Doch jeder weiß, dass diese Szenerien nur Illusionen sind. Illusionen, die niemals Wirklichkeit werden. Die Welt ist ihnen viel näher als jeder Film im Fernsehen. Sie befindet sich direkt auf der anderen Seite der Frontscheibe ihres Autos. Doch wie bei Momo sind die Menschen hinter der Zeit her, wollen sie durch schnellere Fahrzeuge einsparen und sammeln, für später, für ihren Urlaub oder dem Rentenalter. Wer weiß das schon. Doch die Welt hat kein Sparbuch bei der Bank. Sie ist hier und jetzt und heute.

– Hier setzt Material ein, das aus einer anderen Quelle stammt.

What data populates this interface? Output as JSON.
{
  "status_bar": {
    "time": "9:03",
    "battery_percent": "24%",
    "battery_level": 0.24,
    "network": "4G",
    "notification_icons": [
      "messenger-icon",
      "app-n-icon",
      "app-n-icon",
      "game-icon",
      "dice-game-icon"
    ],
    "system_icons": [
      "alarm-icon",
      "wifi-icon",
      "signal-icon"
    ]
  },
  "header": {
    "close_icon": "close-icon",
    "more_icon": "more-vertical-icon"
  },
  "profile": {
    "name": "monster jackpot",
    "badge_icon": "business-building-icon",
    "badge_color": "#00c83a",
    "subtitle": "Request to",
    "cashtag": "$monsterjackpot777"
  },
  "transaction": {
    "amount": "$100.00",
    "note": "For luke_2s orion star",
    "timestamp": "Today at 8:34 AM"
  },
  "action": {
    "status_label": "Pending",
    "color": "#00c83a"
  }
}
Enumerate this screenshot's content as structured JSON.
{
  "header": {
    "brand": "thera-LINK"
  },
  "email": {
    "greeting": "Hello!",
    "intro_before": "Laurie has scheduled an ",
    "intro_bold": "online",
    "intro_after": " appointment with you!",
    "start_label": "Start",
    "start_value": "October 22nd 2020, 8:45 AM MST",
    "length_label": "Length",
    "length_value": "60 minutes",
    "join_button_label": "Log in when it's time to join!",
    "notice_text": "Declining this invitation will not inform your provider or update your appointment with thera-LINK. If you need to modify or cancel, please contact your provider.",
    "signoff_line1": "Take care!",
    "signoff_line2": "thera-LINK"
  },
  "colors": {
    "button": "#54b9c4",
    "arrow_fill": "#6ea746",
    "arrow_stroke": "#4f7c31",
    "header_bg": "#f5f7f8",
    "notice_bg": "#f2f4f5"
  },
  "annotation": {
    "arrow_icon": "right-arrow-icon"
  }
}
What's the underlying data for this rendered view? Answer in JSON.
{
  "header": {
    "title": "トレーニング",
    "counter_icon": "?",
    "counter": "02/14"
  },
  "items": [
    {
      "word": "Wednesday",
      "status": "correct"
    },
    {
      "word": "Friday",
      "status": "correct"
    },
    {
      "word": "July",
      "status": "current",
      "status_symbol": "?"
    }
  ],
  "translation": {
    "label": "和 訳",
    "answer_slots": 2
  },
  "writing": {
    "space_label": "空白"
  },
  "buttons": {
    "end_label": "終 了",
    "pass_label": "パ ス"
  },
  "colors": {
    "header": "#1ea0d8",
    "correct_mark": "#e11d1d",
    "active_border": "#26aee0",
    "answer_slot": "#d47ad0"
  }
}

Die Welt dringt beim Fahrradfahren regelrecht in mich ein. Jedes Mal wenn ich bergab den Wind in meinen Haaren spüre und die Augen zu kleinen Schlitzen zusammendrücke. Jedes Mal wenn ich die Landschaft links und rechts der Wege anschaue, sehe welche neue wilde Blumenart diese Woche zu blühen begonnen hat. Jedes Mal wenn ich bergauf die frische Luft schnell und tief einatme. Und jedes Mal wenn ich aus einem schattigen Tal in die Sonne fahre und ihre warmen Strahlen auf meinem Körper spüre. Da ist sie, die Welt. Sie ist so nah an mir dran, dass ich sie fast mit meinen Händen fassen kann.

Und dann ist da dieser Autofahrer, der mir mit seinem geistesabwesenden Blick entgegenkommt.